I went to see Francesco Cavalli’s Eliogabalo as produced by the Gotham Chamber Opera at The Box and I wrote about it for Bachtrack.

Describing its new production of Francesco Cavalli’s 1668 opera Eliogabalo, the Gotham Chamber Opera compares the exploits of titular depraved Roman emperor Heliogabalus to Salome. There’s an obvious mistake here: Salome
is an opera; Heliogabalus was a historical figure. While the Gotham
Chamber Opera has done a valuable service by bringing this compelling,
interesting opera onstage, the production unfortunately makes the same
mistake, confusing a few historical accounts with the very different
aesthetic of 17th-century Venetian opera.
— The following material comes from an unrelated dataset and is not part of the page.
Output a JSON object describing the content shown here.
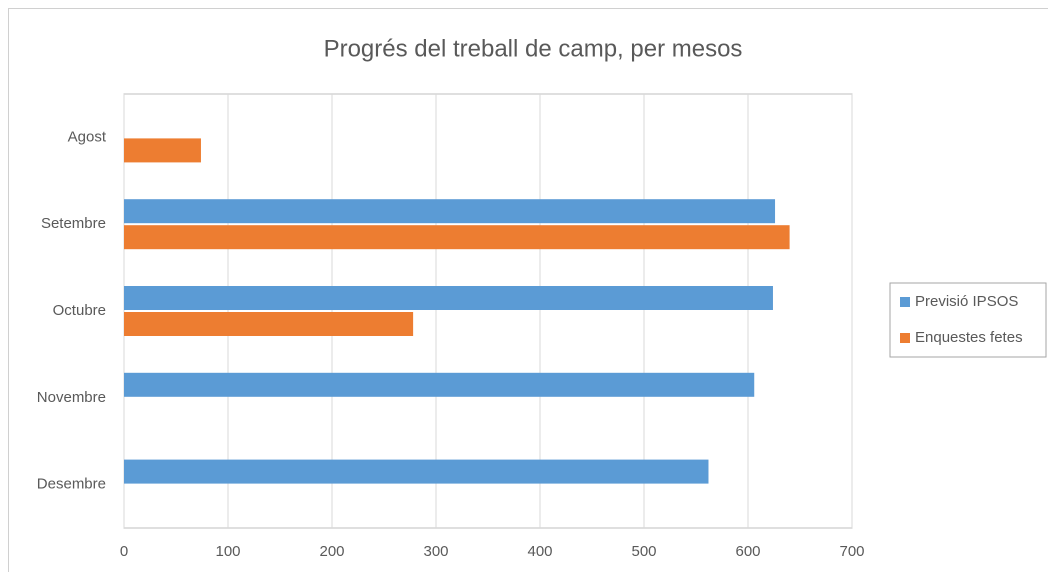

You can read the whole thing here. (In my discussion of the intersection of seventeenth-century orchestration and burlesque, I introduced the Bachtrack editorial staff to the phrase “bump it with a trumpet.”) This production didn’t work because it was one-note while seventeenth-century Venetian operas are heterogeneous. Venetian opera is closely associated with Carnival (in that respect the timing of this production was really bad–sorry, you go through one Viennese Holy Week of Faust, Parsifal, and Dialogues of the Carmelites and the idea sticks with you forever). But Eliogabalo is something far more interesting than a celebration of excess.
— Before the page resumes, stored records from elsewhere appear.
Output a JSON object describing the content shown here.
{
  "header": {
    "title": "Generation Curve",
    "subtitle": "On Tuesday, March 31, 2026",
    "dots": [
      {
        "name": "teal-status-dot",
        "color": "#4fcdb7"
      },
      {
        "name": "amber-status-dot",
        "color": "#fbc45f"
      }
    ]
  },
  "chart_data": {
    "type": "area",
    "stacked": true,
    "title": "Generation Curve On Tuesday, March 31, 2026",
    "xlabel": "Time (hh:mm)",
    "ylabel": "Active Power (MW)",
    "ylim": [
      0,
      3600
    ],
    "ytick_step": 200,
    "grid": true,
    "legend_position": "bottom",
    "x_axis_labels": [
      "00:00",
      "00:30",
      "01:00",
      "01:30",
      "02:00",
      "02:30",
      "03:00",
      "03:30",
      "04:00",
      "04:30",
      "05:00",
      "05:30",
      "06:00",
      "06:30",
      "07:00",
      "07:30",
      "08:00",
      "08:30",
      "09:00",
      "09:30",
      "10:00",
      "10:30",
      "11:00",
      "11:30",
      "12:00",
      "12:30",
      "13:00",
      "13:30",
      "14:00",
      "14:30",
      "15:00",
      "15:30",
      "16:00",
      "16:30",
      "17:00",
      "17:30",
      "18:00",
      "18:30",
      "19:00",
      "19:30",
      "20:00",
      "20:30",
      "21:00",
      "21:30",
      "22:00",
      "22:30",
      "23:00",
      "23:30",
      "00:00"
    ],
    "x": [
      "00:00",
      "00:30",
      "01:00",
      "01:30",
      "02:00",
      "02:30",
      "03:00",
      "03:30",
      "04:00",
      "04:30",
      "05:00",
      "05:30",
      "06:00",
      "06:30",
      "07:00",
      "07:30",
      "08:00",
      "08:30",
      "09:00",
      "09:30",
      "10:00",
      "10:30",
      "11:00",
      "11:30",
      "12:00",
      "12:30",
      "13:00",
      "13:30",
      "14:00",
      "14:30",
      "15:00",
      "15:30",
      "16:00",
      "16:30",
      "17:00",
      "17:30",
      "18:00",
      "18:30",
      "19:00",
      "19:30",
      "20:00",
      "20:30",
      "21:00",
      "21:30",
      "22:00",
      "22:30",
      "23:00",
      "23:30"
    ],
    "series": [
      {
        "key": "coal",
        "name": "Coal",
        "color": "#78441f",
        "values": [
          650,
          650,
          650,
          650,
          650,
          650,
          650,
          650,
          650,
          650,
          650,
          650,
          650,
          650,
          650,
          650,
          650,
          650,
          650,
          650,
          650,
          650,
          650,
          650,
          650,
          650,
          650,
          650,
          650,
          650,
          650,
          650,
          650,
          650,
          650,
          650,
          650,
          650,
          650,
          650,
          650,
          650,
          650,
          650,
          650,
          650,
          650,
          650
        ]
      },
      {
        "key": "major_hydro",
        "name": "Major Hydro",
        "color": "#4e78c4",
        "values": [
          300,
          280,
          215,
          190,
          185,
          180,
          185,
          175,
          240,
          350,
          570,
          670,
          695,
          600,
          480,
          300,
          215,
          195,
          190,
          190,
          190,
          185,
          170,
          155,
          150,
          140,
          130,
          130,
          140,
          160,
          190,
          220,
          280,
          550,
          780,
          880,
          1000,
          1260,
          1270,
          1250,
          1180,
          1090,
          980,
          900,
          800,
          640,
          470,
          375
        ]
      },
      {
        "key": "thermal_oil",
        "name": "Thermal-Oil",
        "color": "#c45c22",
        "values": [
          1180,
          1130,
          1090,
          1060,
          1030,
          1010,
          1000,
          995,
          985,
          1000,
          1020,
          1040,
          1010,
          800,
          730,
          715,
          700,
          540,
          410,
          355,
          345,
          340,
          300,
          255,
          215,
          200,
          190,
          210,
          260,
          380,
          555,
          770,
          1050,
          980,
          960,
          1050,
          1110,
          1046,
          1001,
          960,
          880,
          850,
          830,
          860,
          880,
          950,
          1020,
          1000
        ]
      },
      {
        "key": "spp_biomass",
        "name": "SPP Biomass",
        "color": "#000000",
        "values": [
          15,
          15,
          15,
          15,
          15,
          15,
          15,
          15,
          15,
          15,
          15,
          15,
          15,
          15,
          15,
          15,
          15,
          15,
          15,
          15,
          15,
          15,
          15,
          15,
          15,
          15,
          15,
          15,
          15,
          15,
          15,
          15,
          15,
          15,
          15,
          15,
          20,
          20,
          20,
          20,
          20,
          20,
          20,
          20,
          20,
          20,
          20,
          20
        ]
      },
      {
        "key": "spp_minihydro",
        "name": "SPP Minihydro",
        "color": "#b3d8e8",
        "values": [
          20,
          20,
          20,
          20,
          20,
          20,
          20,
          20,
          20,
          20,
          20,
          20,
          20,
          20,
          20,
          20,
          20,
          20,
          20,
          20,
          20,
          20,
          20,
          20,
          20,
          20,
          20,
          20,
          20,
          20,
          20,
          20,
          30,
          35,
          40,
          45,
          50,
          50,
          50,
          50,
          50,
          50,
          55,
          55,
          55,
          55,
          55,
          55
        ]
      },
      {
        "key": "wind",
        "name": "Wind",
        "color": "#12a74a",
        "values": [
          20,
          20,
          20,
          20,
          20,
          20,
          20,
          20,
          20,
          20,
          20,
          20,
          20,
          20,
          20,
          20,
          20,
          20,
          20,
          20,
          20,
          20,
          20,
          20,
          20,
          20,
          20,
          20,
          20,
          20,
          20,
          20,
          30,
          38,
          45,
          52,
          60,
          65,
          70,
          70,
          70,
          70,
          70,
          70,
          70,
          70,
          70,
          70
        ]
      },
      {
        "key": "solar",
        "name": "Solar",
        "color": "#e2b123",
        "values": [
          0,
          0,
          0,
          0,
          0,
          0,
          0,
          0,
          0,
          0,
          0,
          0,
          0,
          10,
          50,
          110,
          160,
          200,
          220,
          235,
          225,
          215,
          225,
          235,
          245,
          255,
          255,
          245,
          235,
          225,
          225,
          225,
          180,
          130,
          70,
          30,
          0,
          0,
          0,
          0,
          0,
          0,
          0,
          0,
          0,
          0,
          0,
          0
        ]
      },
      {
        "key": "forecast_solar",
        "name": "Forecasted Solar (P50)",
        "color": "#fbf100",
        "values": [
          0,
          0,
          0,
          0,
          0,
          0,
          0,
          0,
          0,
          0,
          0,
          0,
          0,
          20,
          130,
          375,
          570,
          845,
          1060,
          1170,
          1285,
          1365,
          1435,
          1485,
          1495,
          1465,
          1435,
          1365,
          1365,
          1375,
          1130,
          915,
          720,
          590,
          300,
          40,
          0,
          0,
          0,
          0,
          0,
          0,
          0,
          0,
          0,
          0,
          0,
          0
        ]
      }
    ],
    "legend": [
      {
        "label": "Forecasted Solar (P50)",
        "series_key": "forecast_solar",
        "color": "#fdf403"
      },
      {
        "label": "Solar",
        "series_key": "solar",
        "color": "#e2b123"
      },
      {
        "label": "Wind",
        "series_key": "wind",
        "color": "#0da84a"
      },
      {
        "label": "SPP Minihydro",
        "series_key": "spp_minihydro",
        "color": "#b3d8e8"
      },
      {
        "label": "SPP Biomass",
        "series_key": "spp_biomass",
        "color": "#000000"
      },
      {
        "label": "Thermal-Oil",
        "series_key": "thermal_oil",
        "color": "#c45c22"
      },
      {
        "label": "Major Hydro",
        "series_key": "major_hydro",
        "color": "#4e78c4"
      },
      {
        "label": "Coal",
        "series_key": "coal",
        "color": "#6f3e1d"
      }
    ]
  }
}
I thought of Calixto Bieito’s fantastic production of Platée, which I saw last summer at the Staatsoper Stuttgart (and didn’t blog about, sorry). It’s set in a nightclub, though not in the environmental theater sense of The Box. The Studio 54-like club (a good modernization of the ancien régime) provides an ostensible freedom for an outsider like Platée. But the hierarchy of court life is always lurking just beneath the surface, and the outsiders never escape their eventual punishment. Eliogabalo never leveraged its similar setting with this kind of dramatic intent.
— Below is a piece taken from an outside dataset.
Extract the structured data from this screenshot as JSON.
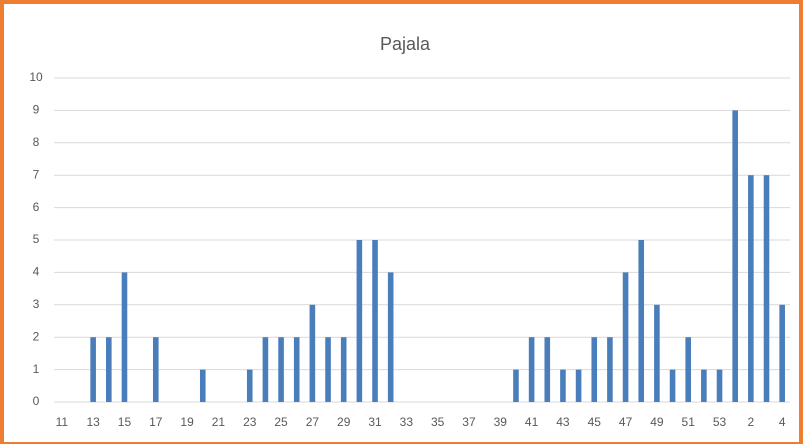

The singing was fine but most of it was not very stylish. New York doesn’t attract enough people with extensive experience with this music. (The Wooster Group’s utterly bonkers sci-fi La Didone mashup was better sung, actually, and far more compelling.) The US’s cavernous opera houses and conservative programs confine all but the most famous Baroque operas to boutique outfits like Gotham, but unfortunately based on this production they lack the expertise to present these works to their best advantage. Gotham is, usually, a very strong company, and I hope they’ll try another early Venetian opera soon with better results.